Pair Corralation between Proficient Auto and PacifiCorp

Considering the 90-day investment horizon Proficient Auto is expected to generate 10.16 times less return on investment than PacifiCorp. But when comparing it to its historical volatility, Proficient Auto Logistics, is 1.71 times less risky than PacifiCorp. It trades about 0.05 of its potential returns per unit of risk. PacifiCorp is currently generating about 0.3 of returns per unit of risk over similar time horizon. If you would invest  12,604  in PacifiCorp on October 12, 2024 and sell it today you would earn a total of  5,396  from holding PacifiCorp or generate 42.81% return on investment over 90 days.
Time Period3 Months [change]
DirectionMoves Against 
StrengthVery Weak
Accuracy100.0%
ValuesDaily Returns

Proficient Auto Logistics,  vs.  PacifiCorp

 Performance 
       Timeline  
Proficient Auto Logi 

Risk-Adjusted Performance

0 of 100

 
Weak
 
Strong
Very Weak
Over the last 90 days Proficient Auto Logistics, has generated negative risk-adjusted returns adding no value to investors with long positions. Despite unsteady performance in the last few months, the Stock's basic indicators remain quite persistent which may send shares a bit higher in February 2025. The latest mess may also be a sign of long-standing up-swing for the company institutional investors.
PacifiCorp 

Risk-Adjusted Performance

13 of 100

 
Weak
 
Strong
Good
Compared to the overall equity markets, risk-adjusted returns on investments in PacifiCorp are ranked lower than 13 (%) of all global equities and portfolios over the last 90 days. In spite of very weak essential indicators, PacifiCorp displayed solid returns over the last few months and may actually be approaching a breakup point.

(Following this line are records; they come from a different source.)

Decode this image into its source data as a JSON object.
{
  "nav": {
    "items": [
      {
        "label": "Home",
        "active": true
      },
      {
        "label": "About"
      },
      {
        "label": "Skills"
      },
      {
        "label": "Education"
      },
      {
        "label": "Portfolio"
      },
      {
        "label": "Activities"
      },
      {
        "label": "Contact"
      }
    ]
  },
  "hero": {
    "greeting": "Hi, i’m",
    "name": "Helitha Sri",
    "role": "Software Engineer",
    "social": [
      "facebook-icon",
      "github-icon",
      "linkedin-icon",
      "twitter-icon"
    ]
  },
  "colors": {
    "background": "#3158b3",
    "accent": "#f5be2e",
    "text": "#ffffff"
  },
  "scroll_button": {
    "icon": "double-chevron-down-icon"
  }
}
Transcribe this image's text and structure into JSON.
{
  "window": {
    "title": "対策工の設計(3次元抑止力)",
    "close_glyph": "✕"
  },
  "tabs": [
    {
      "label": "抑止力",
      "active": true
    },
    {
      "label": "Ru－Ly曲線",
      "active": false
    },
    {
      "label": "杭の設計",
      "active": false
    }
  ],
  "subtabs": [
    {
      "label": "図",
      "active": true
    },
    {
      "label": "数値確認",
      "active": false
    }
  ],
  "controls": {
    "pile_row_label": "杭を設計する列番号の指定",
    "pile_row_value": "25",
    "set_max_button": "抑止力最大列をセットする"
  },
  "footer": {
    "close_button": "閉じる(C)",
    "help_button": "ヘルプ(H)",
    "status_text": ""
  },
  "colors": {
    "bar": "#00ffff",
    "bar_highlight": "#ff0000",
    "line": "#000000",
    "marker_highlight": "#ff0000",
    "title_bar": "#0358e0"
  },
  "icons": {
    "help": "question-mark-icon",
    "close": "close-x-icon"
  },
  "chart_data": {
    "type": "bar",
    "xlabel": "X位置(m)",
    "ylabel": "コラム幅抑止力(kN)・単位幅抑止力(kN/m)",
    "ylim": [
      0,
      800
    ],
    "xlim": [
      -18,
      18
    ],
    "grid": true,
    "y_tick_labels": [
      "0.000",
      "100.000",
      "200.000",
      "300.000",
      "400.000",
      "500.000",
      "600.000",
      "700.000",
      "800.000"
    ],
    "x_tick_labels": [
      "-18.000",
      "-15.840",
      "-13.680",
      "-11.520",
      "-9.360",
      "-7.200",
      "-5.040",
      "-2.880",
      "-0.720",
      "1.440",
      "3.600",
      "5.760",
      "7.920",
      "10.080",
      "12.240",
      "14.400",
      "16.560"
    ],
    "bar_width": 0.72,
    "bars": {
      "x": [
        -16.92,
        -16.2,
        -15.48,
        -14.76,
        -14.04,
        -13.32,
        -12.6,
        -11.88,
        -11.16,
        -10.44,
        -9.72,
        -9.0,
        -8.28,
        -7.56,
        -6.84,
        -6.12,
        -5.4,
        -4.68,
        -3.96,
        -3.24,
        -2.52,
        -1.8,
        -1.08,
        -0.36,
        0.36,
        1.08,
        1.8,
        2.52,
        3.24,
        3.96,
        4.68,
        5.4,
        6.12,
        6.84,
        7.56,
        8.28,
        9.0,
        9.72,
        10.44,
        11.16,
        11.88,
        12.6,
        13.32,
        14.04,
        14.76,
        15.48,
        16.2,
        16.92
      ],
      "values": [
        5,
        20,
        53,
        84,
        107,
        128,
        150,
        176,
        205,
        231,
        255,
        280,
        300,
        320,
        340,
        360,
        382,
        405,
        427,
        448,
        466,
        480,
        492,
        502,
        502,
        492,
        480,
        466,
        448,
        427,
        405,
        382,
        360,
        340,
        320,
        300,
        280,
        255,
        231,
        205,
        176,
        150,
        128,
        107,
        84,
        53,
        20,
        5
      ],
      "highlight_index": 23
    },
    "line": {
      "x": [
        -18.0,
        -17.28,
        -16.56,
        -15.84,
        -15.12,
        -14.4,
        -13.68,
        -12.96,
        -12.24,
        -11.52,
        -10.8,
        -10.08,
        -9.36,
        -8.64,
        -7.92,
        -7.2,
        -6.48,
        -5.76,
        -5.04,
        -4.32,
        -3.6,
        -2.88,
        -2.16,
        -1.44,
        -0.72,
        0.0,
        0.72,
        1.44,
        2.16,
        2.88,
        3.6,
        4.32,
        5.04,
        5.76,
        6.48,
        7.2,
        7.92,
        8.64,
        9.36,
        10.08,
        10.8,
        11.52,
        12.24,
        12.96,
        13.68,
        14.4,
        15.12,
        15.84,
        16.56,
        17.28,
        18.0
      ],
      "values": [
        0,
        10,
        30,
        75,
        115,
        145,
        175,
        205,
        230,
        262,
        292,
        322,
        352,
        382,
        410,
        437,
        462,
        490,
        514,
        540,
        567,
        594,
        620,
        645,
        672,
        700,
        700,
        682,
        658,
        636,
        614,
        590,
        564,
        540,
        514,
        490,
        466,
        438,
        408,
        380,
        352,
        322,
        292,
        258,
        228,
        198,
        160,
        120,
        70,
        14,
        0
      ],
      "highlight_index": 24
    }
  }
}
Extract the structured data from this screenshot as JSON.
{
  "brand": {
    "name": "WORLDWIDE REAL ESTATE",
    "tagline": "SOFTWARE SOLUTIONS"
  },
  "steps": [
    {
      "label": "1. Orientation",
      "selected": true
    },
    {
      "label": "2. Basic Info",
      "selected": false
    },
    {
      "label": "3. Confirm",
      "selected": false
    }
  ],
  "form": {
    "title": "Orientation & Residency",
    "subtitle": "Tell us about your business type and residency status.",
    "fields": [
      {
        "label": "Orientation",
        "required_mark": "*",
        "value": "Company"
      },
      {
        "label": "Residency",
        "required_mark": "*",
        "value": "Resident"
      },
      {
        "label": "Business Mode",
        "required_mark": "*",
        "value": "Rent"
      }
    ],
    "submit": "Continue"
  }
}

Proficient Auto and PacifiCorp Volatility Contrast

   Predicted Return Density   
       Returns  

Pair Trading with Proficient Auto and PacifiCorp

The main advantage of trading using opposite Proficient Auto and PacifiCorp positions is that it hedges away some unsystematic risk. Because of two separate transactions, even if Proficient Auto position performs unexpectedly, PacifiCorp can make up some of the losses. Pair trading also minimizes risk from directional movements in the market. For example, if an entire industry or sector drops because of unexpected headlines, the short position in PacifiCorp will offset losses from the drop in PacifiCorp's long position.
The idea behind Proficient Auto Logistics, and PacifiCorp pairs trading is to make the combined position market-neutral, meaning the overall market's direction will not affect its win or loss (or potential downside or upside). This can be achieved by designing a pairs trade with two highly correlated stocks or equities that operate in a similar space or sector, making it possible to obtain profits through simple and relatively low-risk investment.
Check out your portfolio center.
Note that this page's information should be used as a complementary analysis to find the right mix of equity instruments to add to your existing portfolios or create a brand new portfolio. You can also try the Theme Ratings module to determine theme ratings based on digital equity recommendations. Macroaxis theme ratings are based on combination of fundamental analysis and risk-adjusted market performance.